Слуга его подал ему разрезанную до половины книгу романа в письмах m mе Suza. [мадам Сюза.] Он стал читать о страданиях и добродетельной борьбе какой то Аmelie de Mansfeld. [Амалии Мансфельд.] «И зачем она боролась против своего соблазнителя, думал он, – когда она любила его? Не мог Бог вложить в ее душу стремления, противного Его воле. Моя бывшая жена не боролась и, может быть, она была права. Ничего не найдено, опять говорил себе Пьер, ничего не придумано. Знать мы можем только то, что ничего не знаем. И это высшая степень человеческой премудрости».
Всё в нем самом и вокруг него представлялось ему запутанным, бессмысленным и отвратительным. Но в этом самом отвращении ко всему окружающему Пьер находил своего рода раздражающее наслаждение.
– Осмелюсь просить ваше сиятельство потесниться крошечку, вот для них, – сказал смотритель, входя в комнату и вводя за собой другого, остановленного за недостатком лошадей проезжающего. Проезжающий был приземистый, ширококостый, желтый, морщинистый старик с седыми нависшими бровями над блестящими, неопределенного сероватого цвета, глазами.

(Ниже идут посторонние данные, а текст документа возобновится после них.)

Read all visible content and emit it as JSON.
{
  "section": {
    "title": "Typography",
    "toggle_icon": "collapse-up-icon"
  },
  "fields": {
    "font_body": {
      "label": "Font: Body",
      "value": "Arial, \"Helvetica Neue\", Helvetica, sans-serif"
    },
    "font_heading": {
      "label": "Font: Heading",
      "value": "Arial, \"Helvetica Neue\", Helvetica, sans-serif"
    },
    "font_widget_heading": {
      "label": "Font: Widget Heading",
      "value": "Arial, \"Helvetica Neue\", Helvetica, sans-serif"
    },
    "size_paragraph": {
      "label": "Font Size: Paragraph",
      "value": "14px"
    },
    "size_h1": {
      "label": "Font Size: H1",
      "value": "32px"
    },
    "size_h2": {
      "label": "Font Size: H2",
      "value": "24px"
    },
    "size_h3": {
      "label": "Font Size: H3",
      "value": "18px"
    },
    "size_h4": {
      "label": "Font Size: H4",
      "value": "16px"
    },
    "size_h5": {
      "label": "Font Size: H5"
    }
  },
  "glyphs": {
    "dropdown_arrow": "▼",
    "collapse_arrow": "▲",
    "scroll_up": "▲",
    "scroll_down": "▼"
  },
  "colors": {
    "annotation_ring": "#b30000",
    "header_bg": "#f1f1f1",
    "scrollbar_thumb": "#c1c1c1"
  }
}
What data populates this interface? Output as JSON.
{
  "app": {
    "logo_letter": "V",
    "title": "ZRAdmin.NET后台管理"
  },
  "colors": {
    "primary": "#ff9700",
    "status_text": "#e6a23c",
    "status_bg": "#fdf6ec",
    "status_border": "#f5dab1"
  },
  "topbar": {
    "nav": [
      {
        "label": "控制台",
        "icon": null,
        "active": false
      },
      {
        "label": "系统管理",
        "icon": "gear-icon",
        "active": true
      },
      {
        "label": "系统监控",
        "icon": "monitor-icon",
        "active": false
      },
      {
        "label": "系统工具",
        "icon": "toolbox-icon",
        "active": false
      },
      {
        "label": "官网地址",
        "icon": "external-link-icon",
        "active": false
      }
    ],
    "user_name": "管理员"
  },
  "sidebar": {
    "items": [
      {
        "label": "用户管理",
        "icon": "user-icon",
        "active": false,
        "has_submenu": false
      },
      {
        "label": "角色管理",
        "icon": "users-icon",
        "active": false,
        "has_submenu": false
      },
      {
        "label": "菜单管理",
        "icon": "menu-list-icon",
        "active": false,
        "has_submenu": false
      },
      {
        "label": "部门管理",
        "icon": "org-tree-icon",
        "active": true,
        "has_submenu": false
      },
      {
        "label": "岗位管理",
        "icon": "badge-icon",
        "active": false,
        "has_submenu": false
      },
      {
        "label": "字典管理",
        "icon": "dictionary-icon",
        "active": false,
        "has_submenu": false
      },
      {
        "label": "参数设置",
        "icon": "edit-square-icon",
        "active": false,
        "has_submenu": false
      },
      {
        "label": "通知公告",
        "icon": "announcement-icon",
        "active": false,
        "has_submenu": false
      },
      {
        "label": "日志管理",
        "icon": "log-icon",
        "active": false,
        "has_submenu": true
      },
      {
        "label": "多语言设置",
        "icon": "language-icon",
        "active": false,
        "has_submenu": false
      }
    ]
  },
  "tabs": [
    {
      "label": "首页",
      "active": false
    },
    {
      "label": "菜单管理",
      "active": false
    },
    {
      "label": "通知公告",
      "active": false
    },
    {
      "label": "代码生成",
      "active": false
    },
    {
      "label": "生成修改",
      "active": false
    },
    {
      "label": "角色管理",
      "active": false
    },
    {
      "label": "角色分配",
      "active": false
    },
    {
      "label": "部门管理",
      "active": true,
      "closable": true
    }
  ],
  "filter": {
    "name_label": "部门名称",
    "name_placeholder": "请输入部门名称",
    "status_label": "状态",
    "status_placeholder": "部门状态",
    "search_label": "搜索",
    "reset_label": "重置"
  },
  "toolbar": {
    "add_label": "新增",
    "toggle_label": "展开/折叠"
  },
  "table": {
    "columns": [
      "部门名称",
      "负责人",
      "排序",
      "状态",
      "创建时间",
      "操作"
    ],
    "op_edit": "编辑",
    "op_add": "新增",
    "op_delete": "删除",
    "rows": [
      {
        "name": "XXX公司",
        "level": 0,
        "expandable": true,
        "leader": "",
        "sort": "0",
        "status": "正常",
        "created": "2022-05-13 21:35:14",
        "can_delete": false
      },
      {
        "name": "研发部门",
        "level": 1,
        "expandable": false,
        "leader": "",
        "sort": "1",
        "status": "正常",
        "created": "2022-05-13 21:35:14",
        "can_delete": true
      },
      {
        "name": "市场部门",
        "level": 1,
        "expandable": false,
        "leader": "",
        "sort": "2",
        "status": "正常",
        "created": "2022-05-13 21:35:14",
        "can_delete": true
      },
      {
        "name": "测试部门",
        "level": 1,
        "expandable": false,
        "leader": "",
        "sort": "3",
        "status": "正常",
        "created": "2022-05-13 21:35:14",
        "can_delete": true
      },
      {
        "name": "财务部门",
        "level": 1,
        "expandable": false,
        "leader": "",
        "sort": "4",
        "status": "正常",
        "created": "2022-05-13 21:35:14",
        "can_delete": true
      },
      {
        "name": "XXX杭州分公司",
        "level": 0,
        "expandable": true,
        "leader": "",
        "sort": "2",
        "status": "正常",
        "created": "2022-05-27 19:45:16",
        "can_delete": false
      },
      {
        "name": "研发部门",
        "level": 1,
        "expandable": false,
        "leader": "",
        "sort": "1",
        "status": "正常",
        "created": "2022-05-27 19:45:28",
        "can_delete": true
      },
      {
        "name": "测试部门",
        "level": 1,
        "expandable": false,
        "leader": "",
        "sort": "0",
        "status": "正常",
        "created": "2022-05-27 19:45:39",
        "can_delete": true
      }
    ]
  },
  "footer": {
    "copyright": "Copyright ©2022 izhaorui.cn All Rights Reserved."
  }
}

Пьер снял ноги со стола, встал и перелег на приготовленную для него кровать, изредка поглядывая на вошедшего, который с угрюмо усталым видом, не глядя на Пьера, тяжело раздевался с помощью слуги. Оставшись в заношенном крытом нанкой тулупчике и в валеных сапогах на худых костлявых ногах, проезжий сел на диван, прислонив к спинке свою очень большую и широкую в висках, коротко обстриженную голову и взглянул на Безухого. Строгое, умное и проницательное выражение этого взгляда поразило Пьера. Ему захотелось заговорить с проезжающим, но когда он собрался обратиться к нему с вопросом о дороге, проезжающий уже закрыл глаза и сложив сморщенные старые руки, на пальце одной из которых был большой чугунный перстень с изображением Адамовой головы, неподвижно сидел, или отдыхая, или о чем то глубокомысленно и спокойно размышляя, как показалось Пьеру. Слуга проезжающего был весь покрытый морщинами, тоже желтый старичек, без усов и бороды, которые видимо не были сбриты, а никогда и не росли у него. Поворотливый старичек слуга разбирал погребец, приготовлял чайный стол, и принес кипящий самовар. Когда всё было готово, проезжающий открыл глаза, придвинулся к столу и налив себе один стакан чаю, налил другой безбородому старичку и подал ему. Пьер начинал чувствовать беспокойство и необходимость, и даже неизбежность вступления в разговор с этим проезжающим.